Computation Accleration

- August 26, 2024 at 4:52 pm
  zzhang868
  Subscriber
  Hello,
  I’m looking for advice on how to effectively accelerate computation in ANSYS Mechanical.
  I've tried using a GPU (RTX 6000), and while "Solution Statistics" indicates that the GPU is enabled, there's no noticeable speed improvement. Additionally, increasing the number of CPU cores or nodes hasn't helped. For example:
  - Case 1: I currently use a server with 3 nodes, each with 24 cores. Increasing to 25 nodes doesn’t improve computation time, and reducing the number of cores slows it down further.
  - Case 2: Even with GPU enabled, the computation remains slow.
  Could you advise on the optimal settings for better performance?

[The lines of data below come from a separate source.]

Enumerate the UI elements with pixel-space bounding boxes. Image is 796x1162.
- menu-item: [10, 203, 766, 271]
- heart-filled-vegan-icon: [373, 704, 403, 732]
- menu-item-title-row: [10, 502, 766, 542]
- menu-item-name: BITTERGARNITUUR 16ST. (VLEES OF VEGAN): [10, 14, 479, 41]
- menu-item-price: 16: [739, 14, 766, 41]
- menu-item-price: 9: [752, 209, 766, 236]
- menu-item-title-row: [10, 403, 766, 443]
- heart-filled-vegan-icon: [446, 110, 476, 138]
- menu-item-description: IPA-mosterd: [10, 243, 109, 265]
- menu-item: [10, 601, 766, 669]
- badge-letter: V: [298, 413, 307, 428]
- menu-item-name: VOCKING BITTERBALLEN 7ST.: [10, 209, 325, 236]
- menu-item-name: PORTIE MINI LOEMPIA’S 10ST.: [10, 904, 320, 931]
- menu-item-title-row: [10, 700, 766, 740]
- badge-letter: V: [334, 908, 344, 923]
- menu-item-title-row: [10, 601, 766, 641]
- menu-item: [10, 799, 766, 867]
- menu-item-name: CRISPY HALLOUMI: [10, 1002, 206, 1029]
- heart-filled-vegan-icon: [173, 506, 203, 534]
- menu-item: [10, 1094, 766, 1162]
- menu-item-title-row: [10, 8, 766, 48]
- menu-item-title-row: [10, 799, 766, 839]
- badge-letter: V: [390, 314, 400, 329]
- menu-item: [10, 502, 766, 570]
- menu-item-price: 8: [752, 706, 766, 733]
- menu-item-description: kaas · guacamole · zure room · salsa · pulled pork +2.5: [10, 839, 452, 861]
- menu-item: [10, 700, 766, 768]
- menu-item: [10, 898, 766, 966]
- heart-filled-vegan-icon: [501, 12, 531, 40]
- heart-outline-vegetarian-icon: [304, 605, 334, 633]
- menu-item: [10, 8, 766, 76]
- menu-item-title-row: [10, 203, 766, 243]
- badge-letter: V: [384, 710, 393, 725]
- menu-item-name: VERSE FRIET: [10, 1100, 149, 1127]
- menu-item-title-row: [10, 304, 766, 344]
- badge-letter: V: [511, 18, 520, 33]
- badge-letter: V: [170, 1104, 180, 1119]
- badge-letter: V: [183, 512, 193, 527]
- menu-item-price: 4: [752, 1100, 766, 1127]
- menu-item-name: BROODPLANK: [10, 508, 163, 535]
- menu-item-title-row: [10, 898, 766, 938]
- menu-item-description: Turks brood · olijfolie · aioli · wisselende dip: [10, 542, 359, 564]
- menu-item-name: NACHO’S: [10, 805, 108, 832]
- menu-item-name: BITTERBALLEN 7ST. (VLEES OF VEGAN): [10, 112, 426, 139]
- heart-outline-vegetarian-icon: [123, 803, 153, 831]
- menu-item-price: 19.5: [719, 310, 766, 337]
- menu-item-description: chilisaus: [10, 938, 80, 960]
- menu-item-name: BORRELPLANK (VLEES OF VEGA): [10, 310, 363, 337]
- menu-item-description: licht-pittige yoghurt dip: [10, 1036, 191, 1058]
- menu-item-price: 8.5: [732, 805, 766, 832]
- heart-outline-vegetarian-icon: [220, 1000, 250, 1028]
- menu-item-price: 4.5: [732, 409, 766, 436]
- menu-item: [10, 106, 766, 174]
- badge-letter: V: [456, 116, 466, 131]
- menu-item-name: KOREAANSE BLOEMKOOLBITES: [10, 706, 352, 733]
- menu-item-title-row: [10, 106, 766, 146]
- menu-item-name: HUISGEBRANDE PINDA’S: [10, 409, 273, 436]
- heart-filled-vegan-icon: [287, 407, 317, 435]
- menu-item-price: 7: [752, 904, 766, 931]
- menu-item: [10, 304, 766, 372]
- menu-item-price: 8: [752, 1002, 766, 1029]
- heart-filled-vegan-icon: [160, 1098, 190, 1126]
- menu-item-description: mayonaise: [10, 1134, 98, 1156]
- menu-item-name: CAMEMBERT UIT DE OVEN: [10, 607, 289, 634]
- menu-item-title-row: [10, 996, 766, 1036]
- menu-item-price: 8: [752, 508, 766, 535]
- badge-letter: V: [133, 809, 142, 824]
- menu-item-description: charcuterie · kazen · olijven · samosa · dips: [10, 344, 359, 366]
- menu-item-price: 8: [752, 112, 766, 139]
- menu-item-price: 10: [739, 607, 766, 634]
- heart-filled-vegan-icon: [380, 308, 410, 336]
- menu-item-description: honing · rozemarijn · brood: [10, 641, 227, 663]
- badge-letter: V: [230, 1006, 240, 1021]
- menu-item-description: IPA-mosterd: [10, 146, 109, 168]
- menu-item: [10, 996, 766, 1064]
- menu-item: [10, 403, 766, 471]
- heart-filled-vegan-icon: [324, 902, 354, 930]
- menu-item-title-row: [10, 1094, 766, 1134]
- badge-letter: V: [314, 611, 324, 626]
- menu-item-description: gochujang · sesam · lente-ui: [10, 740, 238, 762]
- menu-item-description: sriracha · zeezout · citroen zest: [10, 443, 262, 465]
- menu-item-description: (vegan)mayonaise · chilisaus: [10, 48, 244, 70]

What might be causing the inefficiencies in these cases?
  Thank you for your kind help.
- August 26, 2024 at 8:22 pm
  
  zzhang868
  Subscriber
  
  I am wondering what difference is between adding "Python Code" under "Transient Analysis" and using "Scripting" at the top. Thanks!
  Option 1:
  
  Option 2:
- August 27, 2024 at 12:53 pm
  
  Ashish Khemka
  Forum Moderator
  
  Hi Zihan,
  
  For the second query can you please create a separate forum thread?
  
  Regards,
  Ashish Khemka
  - August 27, 2024 at 3:11 pm
    
    zzhang868
    Subscriber
    
    Has moved! Could you please have a look at these questions? Any suggestions would be appreciated!
- September 11, 2024 at 5:08 pm
  
  mrife
  Ansys Employee
  
  Hi Zihan
  For the first question let me give a little backgorund first. In distributed parallel solutions, the FEM domain is split into N domains at the element level if using N cpu cores. Then N instances of the solver process (here MAPDL) are used to solve and each solve process takes one of the smaller domains to solve. Each process has to communicate with the other processes that share nodes (FEM nodes, not compute cluster nodes). If the amount of communication gets to be more than the computation that the cpu core is doing, then too many CPU cores are being used. So for any model there will be a point where using more CPU cores will just slow down the solve.
  In the mathematics of solving FEA equations we use degrees of freedom [DOF] instead of number of nodes/elements. Let's say this is a FEM with only solid structural elements with translational DOFs in X, Y and Z. Then the total number of DOFs is 3 * number of nodes.
  In order to know how many cpu cores to use we need to know the range of DOFs per cpu core where the cpu core is most efficient. When working with a new CPU that I've not tested before I assume something like 30,000 DOFs per cpu core and figure out how many cpus and compute nodes are needed from there. Ignoring any question on network communication speed between the compute nodes (for now).
  So for your model I'd try 170 cpu cores or 7 compute nodes as a test. Then maybe try 6 and 8 compute nodes (fully used) to see how hardware responds to a little more and less dof's per cpu core. Depending on what happens you may then want to run other tests.
  For now I'd not use the GPU as a solver accelerator. Since the GPU is helping all of the processes one GPU for 24 cpu cores is a bit much...I'd prefer to see 2 gpus for those 24 cores. Trying to keep to about 1 gpu per 12 or so cpu cores (and hence number of solver processes).
  I'm also assuming the use of the sparse (direct) solver. If using the iterative solver then the dof's per cpu core will probably be different for that cluster.
- September 12, 2024 at 10:27 pm
  
  zzhang868
  Subscriber
  
  Thank you so much for your feedback!